Last updated: November 22, 2025 – Website address: https://www.astrophotography.pekdar.net/en/home-en/

1. Data controller The data controller is: PekDar Light catcher: dariusz.krzempek76[at]gmail.com. For data protection matters please contact via the contact form on the site or the e‑mail provided above.

2. Scope and sources of data

   a) Contact form: name, e‑mail address, message content, IP address, any additional data voluntarily submitted.

   b) Technical data and logs: session identifier, browser type, access time, IP address (for diagnostics and security).

   c) Cookies: the site uses technical cookies necessary for form and session functions; currently no analytics or marketing cookies are used. Embedded content (e.g. YouTube) may use their own cookies in accordance with the provider’s privacy policy.

3. Purposes and legal bases of processing

• Contact through the form: legal basis — user consent (Art. 6(1)(a) GDPR). Submitting the form constitutes explicit consent.

• Security and fraud prevention (including log analysis): legal basis — legitimate interest of the controller (Art. 6(1)(f) GDPR).

• Processing necessary for compliance with legal obligations or to preserve evidence of communication: legal basis — legal obligation or legitimate interest as applicable.

4. Recipients / processors Data may be disclosed to service providers processing data on behalf of the Controller: hosting provider, e‑mail/SMTP provider, security providers (e.g. Cloudflare), reCAPTCHA provider (Google). For embedded content (YouTube, Vimeo) user data may be processed by those services per their privacy policies.

5. Transfers outside the EEA If external services process data outside the EEA (e.g. Google), transfers are made only on the basis of appropriate legal mechanisms (e.g. Standard Contractual Clauses).

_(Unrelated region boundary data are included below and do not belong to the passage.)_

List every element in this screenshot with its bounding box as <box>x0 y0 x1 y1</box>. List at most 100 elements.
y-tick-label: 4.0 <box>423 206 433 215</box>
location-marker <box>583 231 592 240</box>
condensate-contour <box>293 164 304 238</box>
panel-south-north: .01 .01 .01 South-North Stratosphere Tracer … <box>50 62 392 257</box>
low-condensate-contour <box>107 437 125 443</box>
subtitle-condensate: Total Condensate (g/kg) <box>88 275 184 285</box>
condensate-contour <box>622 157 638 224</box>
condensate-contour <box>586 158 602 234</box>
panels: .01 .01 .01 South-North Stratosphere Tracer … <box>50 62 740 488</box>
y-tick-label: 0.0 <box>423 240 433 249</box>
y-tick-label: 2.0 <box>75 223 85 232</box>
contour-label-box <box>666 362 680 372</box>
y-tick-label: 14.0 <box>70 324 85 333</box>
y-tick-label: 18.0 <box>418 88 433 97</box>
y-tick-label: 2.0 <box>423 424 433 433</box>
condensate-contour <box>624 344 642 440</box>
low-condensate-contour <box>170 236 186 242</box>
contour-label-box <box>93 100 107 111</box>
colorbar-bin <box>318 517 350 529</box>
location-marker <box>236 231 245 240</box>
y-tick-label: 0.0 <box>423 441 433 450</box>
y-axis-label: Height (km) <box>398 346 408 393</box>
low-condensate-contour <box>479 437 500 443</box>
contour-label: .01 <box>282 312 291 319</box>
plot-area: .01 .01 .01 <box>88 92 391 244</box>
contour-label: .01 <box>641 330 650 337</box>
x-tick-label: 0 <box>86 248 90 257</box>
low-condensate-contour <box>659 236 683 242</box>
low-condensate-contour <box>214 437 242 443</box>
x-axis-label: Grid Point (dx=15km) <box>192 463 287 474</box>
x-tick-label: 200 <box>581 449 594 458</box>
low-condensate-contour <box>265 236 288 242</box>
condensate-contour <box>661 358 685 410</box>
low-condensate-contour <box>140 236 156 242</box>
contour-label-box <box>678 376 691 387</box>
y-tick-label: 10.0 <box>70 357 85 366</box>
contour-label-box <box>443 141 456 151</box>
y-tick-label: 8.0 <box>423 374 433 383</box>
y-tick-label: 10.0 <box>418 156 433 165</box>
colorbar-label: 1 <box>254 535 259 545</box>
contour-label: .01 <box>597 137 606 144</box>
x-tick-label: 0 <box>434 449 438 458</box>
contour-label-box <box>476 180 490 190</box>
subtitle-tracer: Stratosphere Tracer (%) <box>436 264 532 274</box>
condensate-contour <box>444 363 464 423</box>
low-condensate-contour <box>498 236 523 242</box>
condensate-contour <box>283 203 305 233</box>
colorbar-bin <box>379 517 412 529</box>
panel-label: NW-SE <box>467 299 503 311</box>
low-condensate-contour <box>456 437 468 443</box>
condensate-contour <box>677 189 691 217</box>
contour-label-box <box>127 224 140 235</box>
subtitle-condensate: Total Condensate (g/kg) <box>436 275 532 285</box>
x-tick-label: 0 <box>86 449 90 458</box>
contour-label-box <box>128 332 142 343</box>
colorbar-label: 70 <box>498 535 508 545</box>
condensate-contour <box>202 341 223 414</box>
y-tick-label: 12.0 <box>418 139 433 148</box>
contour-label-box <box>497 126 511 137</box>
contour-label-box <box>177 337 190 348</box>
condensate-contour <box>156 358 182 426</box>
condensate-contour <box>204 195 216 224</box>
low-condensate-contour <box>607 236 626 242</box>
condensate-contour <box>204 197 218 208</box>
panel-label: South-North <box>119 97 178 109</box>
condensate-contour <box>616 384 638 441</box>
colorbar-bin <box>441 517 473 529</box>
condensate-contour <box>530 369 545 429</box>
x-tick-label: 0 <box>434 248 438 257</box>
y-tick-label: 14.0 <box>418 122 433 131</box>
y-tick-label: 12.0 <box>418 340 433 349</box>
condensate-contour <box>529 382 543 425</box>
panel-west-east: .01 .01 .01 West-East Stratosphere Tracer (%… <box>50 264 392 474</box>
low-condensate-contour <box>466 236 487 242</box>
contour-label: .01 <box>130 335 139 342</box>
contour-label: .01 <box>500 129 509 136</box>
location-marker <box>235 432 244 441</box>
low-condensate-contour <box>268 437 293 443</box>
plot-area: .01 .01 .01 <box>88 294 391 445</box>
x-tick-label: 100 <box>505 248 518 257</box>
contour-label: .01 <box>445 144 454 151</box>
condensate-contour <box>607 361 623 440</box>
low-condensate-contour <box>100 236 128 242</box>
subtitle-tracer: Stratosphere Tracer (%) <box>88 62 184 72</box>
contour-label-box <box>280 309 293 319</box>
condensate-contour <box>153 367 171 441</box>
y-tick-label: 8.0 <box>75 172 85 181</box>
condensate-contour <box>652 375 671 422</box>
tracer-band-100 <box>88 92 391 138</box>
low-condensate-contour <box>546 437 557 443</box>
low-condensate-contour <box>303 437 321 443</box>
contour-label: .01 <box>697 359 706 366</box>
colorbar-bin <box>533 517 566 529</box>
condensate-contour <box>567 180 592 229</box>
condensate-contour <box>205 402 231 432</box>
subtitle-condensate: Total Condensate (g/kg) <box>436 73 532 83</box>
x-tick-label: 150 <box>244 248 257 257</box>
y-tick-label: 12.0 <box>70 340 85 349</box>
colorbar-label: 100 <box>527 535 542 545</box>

The Controller will list used external providers where applicable.

6. Retention periods

• Contact form data will be retained up to 90 days unless the user requests earlier deletion or longer retention is required (e.g. for claims).

• Server logs and backups are subject to hosting provider retention policies (typically 30–90 days). The Controller sets retention criteria and deletes data no longer required.

7. Data subject rights Everyone has the right to access, rectify, erase, restrict processing, data portability, object, and withdraw consent (where processing is based on consent). Requests should be made via the contact form; the Controller will respond within 30 days.

8. Right to lodge a complaint You have the right to lodge a complaint with the relevant supervisory authority (President of the Personal Data Protection Office — PUODO).

9. Cookies and external tools The site uses technical cookies required for form functioning. If analytics/marketing tools are introduced, users will be informed and asked for consent. Embedded content may use their own cookies — see respective third‑party policies.

10. Data security The Controller implements technical and organizational measures (HTTPS/TLS, backups, updates, limited server access) to protect data. IP addresses may be used to prevent abuse.

11. Policy changes This policy may be updated; significant changes will be communicated via notice on the site.

12. Additional note on business character (occasionality) Form data are processed only to reply to individual inquiries. The Controller declares that contacts and any commissions via the site are occasional and do not constitute running a business. If the nature of activities changes, the Controller reserves the right to update these documents.

13. Social sharing clause The author allows sharing of materials (photos, posts) on social media provided that visible attribution to the author (name) and a link to the original post/page are preserved. Copying or sharing that removes attribution or source requires prior written consent.